When Mother Teresa visited our first home in the ghettos of South Side, central Kingston, we were overjoyed. I picked her up at Tower Street in my old van and brought her to Faith Center at 3 Laws street. On the way, some gunmen shouted at us, but we were undisturbed. At Faith Center, she came out and was enfolded by hugs from our homeless and abandoned Down Syndrome-afflicted men and women, the elderly and cripple in wheelchairs, and those who were in bed.
HARD TO BE FAITHFUL
Mother Teresa visited each resident and prayed with them, repeating as if it were a mantra, "You did it to me." The love, the charity, and warmth exuded from her. She played with our retarded men and girls. She smiled and laughed, and you could feel an inner presence of fiery charity that kept her going from bed to bed, though she was elderly. She prayed with the brothers:
"The fruit of service is prayer.
The fruit of prayer is faith.
The fruit of faith is love.
The fruit of love is service.
The fruit of service is peace."
A simple woman with profound faith, Mother Teresa, now Saint Teresa spoke to me about the Brotherhood, "Go to India, Go to Africa. Be a missionary and God will enrich you." She explained, "I am just a pencil in God's hand, God has made of me who is nothingness, something." And, "I seek to do something beautiful for God."

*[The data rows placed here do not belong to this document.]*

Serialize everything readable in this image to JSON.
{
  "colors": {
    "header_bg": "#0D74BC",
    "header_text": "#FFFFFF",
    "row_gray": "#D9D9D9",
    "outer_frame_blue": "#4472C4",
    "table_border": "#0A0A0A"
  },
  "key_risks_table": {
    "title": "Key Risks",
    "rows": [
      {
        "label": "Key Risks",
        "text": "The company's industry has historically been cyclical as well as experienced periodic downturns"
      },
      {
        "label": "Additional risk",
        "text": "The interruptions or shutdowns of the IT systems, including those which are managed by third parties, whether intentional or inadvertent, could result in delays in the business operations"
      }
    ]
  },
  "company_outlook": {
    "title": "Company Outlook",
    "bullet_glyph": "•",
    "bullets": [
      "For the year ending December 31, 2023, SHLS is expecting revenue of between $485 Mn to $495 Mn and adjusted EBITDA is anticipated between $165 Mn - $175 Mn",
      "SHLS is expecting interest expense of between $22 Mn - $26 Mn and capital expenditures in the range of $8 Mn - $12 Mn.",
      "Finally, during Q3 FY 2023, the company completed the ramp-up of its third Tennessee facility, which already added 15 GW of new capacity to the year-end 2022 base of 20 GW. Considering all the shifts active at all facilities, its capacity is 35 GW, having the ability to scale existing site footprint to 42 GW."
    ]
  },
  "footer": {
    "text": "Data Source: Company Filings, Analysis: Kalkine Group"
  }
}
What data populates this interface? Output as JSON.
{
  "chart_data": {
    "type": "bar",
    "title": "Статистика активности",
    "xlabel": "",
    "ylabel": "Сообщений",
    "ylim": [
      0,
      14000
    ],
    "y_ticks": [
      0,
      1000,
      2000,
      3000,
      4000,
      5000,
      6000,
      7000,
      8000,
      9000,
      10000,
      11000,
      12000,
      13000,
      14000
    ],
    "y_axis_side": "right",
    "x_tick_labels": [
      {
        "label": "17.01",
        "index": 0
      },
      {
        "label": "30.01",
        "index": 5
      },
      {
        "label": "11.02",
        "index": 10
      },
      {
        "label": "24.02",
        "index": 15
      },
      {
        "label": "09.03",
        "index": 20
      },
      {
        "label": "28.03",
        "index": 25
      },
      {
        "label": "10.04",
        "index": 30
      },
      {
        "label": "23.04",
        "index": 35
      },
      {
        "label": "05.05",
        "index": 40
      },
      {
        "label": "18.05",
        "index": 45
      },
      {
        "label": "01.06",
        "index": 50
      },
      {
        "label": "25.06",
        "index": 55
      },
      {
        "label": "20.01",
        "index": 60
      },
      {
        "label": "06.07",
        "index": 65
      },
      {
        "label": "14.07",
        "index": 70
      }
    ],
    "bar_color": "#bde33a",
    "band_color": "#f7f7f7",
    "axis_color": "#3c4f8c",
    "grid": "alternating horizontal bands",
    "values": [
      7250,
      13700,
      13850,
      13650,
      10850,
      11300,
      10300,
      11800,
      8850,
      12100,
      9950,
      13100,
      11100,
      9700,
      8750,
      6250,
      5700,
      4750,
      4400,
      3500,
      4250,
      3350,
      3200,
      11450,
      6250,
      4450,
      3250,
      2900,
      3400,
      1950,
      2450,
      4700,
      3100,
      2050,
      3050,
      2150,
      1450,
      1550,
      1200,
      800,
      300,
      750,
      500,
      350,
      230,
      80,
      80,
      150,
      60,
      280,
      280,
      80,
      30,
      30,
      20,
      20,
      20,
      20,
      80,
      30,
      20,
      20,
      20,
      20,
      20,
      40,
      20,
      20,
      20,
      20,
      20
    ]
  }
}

Mother Teresa urged our men to be saints - all our brothers.This is what the world needs. Saints are not without sins, they are committed people who keep on going, who try to be perfect and holy, totally consecrated to God, who never stop praying and working for the poorest of people without any personal reward.
Missionaries of the Poor (MOP) is so happy! We live our lives daily without earthly reward, it is easy to be a saint but hard to be faithful. I want Jamaicans to try to be saints, I want Jamaicans to be a holy people rejecting the world and the darkness around us.
Jamaicans have a deep foundation in Christ. Like St Teresa, our brothers and myself seek to be on fire with love.
"If ever I become a saint," says Saint Teresa "I will continually [be] absent from Heaven, I will constantly try to bring light in the darkness of the earth."
She told the sisters, "I want you to be a fire of love among the poor."
This is why MOP lives in the ghettos giving free service, taking in the homeless and abandoned into our homes - in Uganda, Kenya, Haiti, India, Philippines, Indonesia, East Timor and Jamaica.
Everywhere we go we are known as Jamaican Brothers. The world knows us by our work and our Jamaican music, as we joyfully serve Jesus Christ crucified on the Cross.
We are asked to be the living Christ and living saints among the poorest of people. There is nothing so worthwhile being on earth than to be saints.